Travel Guides Crafted by Experienced Archaeologists & Historians

North Rhine-Westphalia
Art, History & Archaeology Sites & Museums

There are said to be over 14,000 kilometres of cycle paths in North Rhineland-Westphalia. The region is also known for its spectacular hiking trails. And for a more leisurely experience, over 1,500 kilometres of rivers – some of which serve cruise boats. These routes take in many interesting and important historical sites, from Roman ruins and medieval castles, to industrial monuments and museums. One of the five UNESCO listed heritage sites in this state is the imposing Cologne Cathedral, which is Germany’s most visited attraction.

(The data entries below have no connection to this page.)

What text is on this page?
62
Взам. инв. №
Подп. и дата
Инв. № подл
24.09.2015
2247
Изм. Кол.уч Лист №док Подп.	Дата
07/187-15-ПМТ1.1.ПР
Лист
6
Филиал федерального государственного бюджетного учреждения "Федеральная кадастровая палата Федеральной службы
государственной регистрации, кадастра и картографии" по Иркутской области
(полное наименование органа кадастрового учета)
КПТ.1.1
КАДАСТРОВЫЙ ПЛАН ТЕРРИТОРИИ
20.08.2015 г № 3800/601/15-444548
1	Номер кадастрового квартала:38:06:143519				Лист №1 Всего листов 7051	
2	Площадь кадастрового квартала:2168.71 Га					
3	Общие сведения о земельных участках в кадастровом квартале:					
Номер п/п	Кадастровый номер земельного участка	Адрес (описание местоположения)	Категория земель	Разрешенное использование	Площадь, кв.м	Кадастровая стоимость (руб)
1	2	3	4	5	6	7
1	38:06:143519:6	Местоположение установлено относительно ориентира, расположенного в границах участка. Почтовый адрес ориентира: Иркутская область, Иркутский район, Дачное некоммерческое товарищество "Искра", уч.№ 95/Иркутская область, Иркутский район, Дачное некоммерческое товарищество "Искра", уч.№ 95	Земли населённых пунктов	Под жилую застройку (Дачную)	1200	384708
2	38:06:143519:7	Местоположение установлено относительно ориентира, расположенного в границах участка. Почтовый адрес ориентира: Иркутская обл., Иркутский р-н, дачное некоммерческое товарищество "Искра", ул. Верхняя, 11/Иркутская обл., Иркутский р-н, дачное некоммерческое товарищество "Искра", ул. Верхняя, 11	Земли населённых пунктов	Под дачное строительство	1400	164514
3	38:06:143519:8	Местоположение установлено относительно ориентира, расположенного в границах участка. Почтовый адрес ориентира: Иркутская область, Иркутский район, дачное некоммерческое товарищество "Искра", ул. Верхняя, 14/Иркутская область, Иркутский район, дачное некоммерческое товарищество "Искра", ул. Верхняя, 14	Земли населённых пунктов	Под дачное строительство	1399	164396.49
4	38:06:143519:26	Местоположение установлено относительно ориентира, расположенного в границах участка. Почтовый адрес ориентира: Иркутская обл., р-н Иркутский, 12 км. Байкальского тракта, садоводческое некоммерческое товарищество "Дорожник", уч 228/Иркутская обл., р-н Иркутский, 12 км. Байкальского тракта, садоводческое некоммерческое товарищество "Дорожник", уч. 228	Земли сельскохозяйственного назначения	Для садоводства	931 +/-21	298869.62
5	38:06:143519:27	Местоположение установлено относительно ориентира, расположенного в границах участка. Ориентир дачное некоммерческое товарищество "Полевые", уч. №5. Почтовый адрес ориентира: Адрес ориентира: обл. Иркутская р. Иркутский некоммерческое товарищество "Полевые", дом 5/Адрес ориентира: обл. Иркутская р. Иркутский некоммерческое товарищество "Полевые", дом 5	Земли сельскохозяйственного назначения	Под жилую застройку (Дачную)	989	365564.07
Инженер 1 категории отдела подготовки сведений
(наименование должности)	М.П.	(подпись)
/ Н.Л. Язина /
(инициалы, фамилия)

North Rhine-Westphalia is the birthplace to some of Germany’s most influential artists, including the composer Beethoven, the poet Heine an the artist Beuys. 

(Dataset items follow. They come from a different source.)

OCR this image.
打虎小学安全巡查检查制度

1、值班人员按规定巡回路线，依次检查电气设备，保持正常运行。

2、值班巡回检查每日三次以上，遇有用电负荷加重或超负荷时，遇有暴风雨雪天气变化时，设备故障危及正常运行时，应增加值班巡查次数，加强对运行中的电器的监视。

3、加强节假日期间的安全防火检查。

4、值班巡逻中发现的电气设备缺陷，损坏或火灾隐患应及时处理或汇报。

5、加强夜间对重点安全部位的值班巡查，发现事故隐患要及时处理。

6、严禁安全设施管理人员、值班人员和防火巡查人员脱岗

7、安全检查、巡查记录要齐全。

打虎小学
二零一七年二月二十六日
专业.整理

Archaeology & History Sites in North Rhine-Westphalia

LVR-Archaeological Park Xanten

The archaeological park on the edge of the medieval town of Xanten was built on the ruins of the Roman settlement Colonia Ulpia Traiana, on the banks of the Lower Rhine. Founded in 70 AD, the Roman town was the second most important commercial post in Germania Inferior, after Cologne. In 275 AD it was completely destroyed by Germanic tribes, and rebuilt as Tricensimae. That too was destroyed by local tribes. A number of features have been reconstructed in the park, including an amphitheatre, bath house and defensive wall.

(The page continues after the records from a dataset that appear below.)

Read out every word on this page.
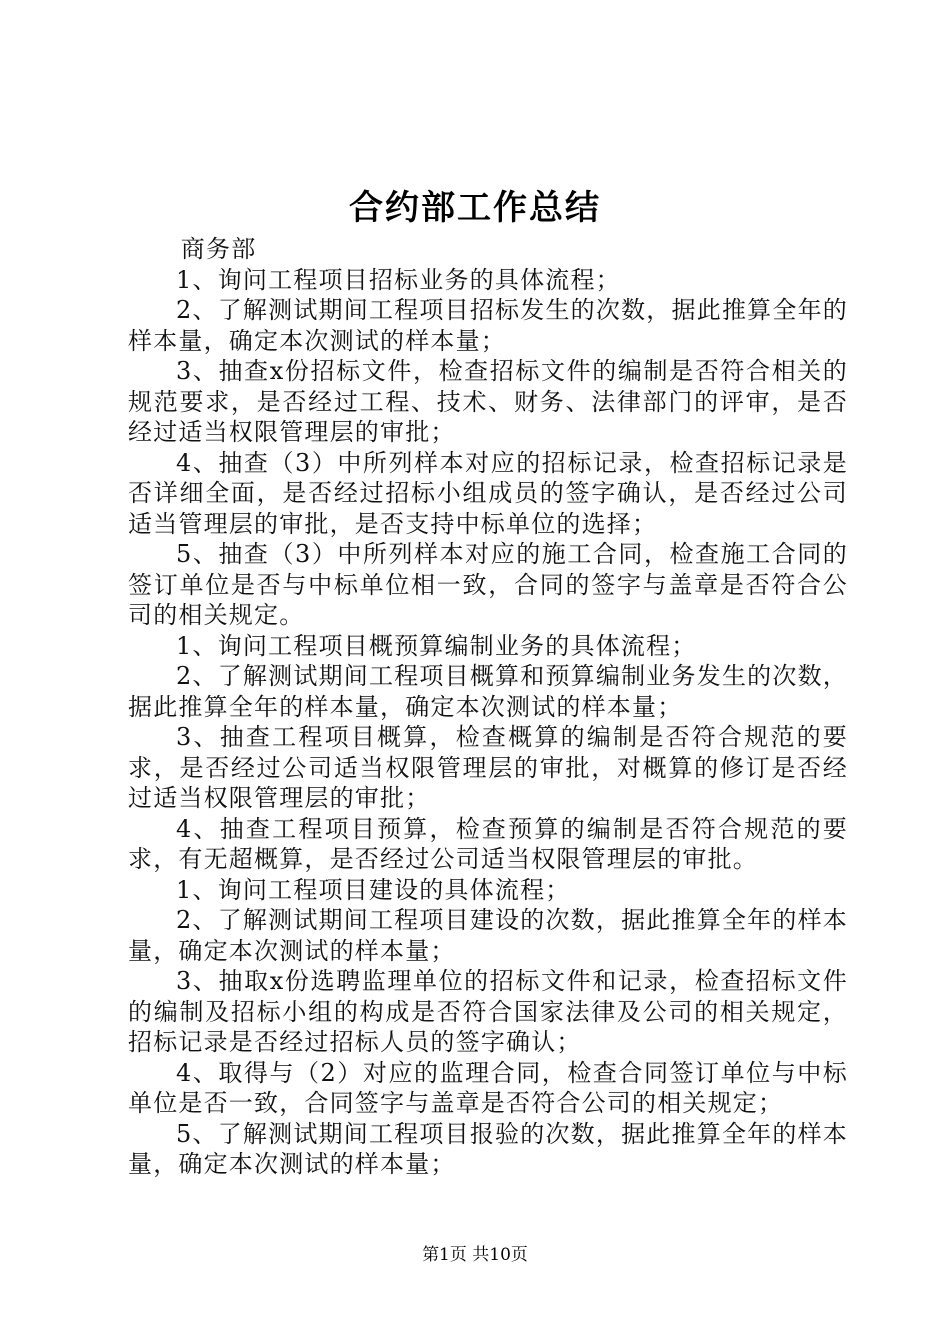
合约部工作总结

商务部

1、询问工程项目招标业务的具体流程；

2、了解测试期间工程项目招标发生的次数，据此推算全年的样本量，确定本次测试的样本量；

3、抽查x份招标文件，检查招标文件的编制是否符合相关的规范要求，是否经过工程、技术、财务、法律部门的评审，是否经过适当权限管理层的审批；

4、抽查（3）中所列样本对应的招标记录，检查招标记录是否详细全面，是否经过招标小组成员的签字确认，是否经过公司适当管理层的审批，是否支持中标单位的选择；

5、抽查（3）中所列样本对应的施工合同，检查施工合同的签订单位是否与中标单位相一致，合同的签字与盖章是否符合公司的相关规定。

1、询问工程项目概预算编制业务的具体流程；

2、了解测试期间工程项目概算和预算编制业务发生的次数，据此推算全年的样本量，确定本次测试的样本量；

3、抽查工程项目概算，检查概算的编制是否符合规范的要求，是否经过公司适当权限管理层的审批，对概算的修订是否经过适当权限管理层的审批；

4、抽查工程项目预算，检查预算的编制是否符合规范的要求，有无超概算，是否经过公司适当权限管理层的审批。

1、询问工程项目建设的具体流程；

2、了解测试期间工程项目建设的次数，据此推算全年的样本量，确定本次测试的样本量；

3、抽取x份选聘监理单位的招标文件和记录，检查招标文件的编制及招标小组的构成是否符合国家法律及公司的相关规定，招标记录是否经过招标人员的签字确认；

4、取得与（2）对应的监理合同，检查合同签订单位与中标单位是否一致，合同签字与盖章是否符合公司的相关规定；

5、了解测试期间工程项目报验的次数，据此推算全年的样本量，确定本次测试的样本量；

第1页 共10页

Cologne - Colonia Claudia Ara Agrippinensium

Colonia was always an important town for the Romans; the capital of the province of Germania Inferior and later the capital of Germania Secunda. The regional headquarters of the military in the region was based here. There are a number of features to see in the city, including sections of the wall and towers. The Roman museum, exhibitions are currently in a temporary location, was built on the foundations of a townhouse and displays its mosaic floor of Dionysius.

Museums & Art Galleries in North Rhine-Westphalia

Kolumba Museum, Cologne

Kolumba Museum is one of the oldest museums in Cologne, a collection of religious art from Late Antiquity to the 21st century. Highlights of this collection, including a Romanesque style crucifix and a 4th century glass cage cup, are on permanent display. As spectacular as the collection is, the museum itself is worth a visit. The celebrated Swiss architect Peter Zumthor has designed a strikingly simple building around the ruins of an ornate Gothic church that was severely damaged during the second World War.

Römisch-Germanisches Museum, Cologne

The Romano-Germanic Museum in Cologne is one of Germany’s most important Roman museums. During construction builders came across the remains of a Roman town house. During rescue efforts, the spectacular Dionysus mosaic floor could not be lifted so it was decided a museum would be built around the mosaic. Besides extensive exhibits of art, culture and everyday life in Roman and early medieval Cologne, the museum has largest and finest collections of Roman glass artefacts in the World. Although the museum is currently being renovated, exhibits are on display in a temporary venue (see the website for details).